As the new kid on the health care block, I get why palliative care has been slow to catch on across all medical specialties who may treat chronic diseases and conditions. Funding and opportunities are limited to train providers, and many hospital systems and clinics don't have teams that specialize in palliative care to which they can refer patients and caregivers. This shortcoming means many of the medical staff find themselves unfamiliar and not the ideal candidates to even discuss this type of care with patients without sending up alarm bells.
The last thing a patient needs to believe is that a type of care that can improve their quality of life and management of their disease would somehow be associated with end-of-life care. I've seen the reaction and confusion firsthand when I bring up palliative care with fellow patients, and they instantly assume I'm using a fancier name for hospice care.
A friend had been caregiver to her young husband during the 16 months he had colon cancer. One night I specifically reached out to her to see if they had experienced palliative care during the time her husband had been in treatment. I was looking for a caregiver willing to speak about their experience with palliative care but wasn't aware that I was about to pull back to covers on a system that let her and her husband down.

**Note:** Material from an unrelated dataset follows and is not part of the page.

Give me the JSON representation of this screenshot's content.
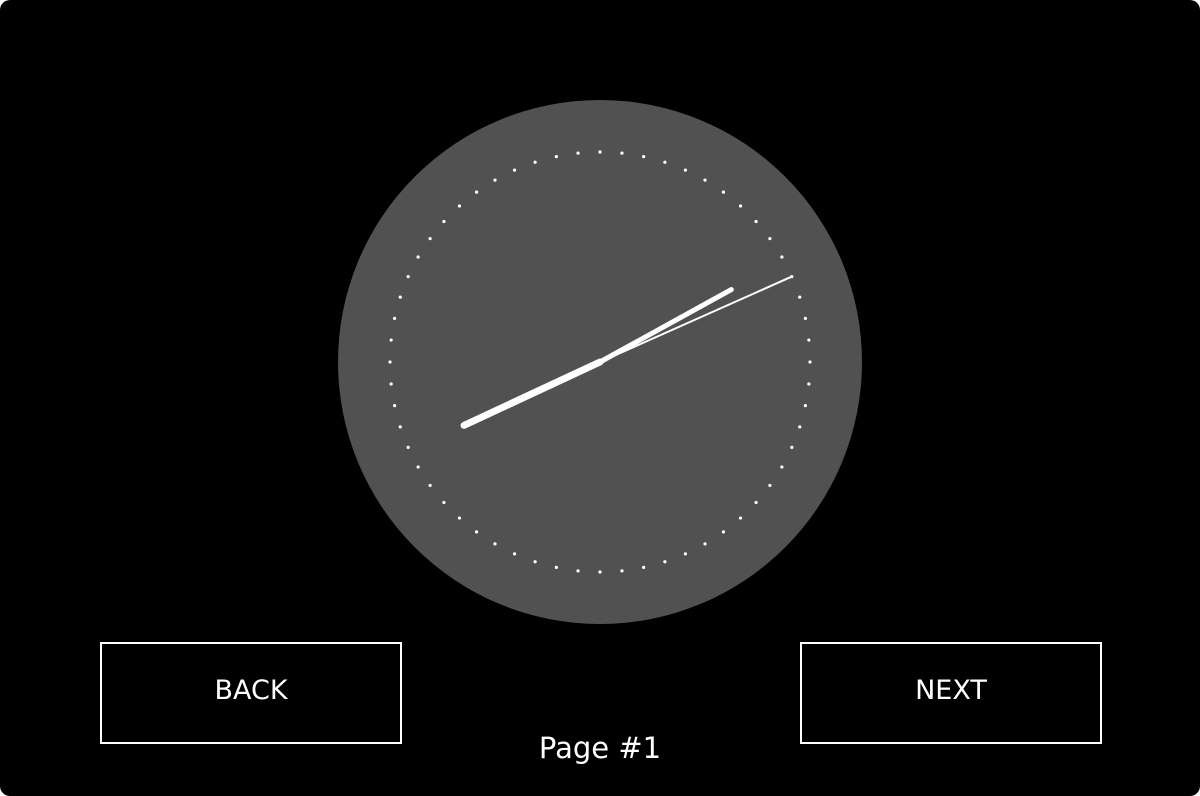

Pregnant at the time of his diagnosis, she was not only faced with having to go through the tiresome last few months of pregnancy, she was having to do so while her husband faced surgery, chemotherapy and the countless appointments that seem to fit in between. Somewhere in the mix, a newborn became part of the delicate dance they had to do to navigate cancer care. She was left being both caregiver and mom to two men who needed everything she could give them.

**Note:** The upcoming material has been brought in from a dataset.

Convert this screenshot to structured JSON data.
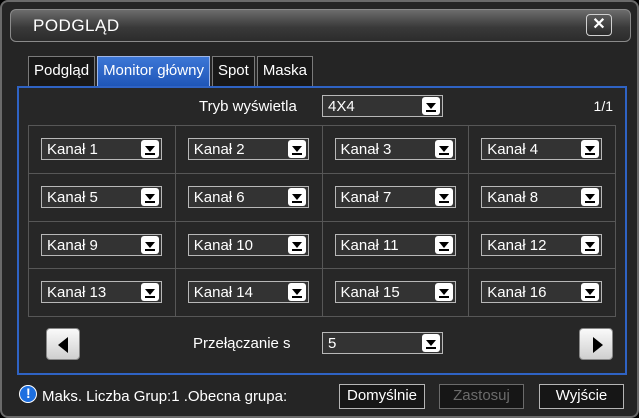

She told me palliative care was offered to them toward the end, but no sooner was it offered than it was time for hospice to begin. I had to make sure she was talking about palliative care, and not confusing it with hospice care as it was offered at the end-of-life. As I better described palliative care to her, she admitted our discussion was bringing her to tears. To know that there was this thing, this type of health care available that could have surrounded and supported their young family during this horrible time was heartbreaking in retrospect. Why was it not offered sooner, especially as it would have enabled her husband to better manage what he was experiencing as a metastatic cancer patient and a brand-new father staring down a terminal diagnosis? I was left disappointed that yet another patient and another caregiver was shortchanged in their experience with cancer, and it made me more determined to ensure that others knew to speak up and ask for this often-misunderstood care that I assure them will only improve their experience facing cancer.
When advocating for palliative care with other patients, I always remind them that this isn't a rerouted road toward a cure. It's also not an attempt to dupe them into hospice care. We have to be very clear about that. It won't change the outcome of their disease, but it will improve the completeness of care they receive along the way. For my friend, it would not have changed the fact that she is now a young widow raising a toddler on her own, but it would have made her husband feel more supported in the care he was receiving as he watched his wife struggle to navigate motherhood and caregiving. Let oncology fight the disease, and welcome palliative care in to help manage the rest.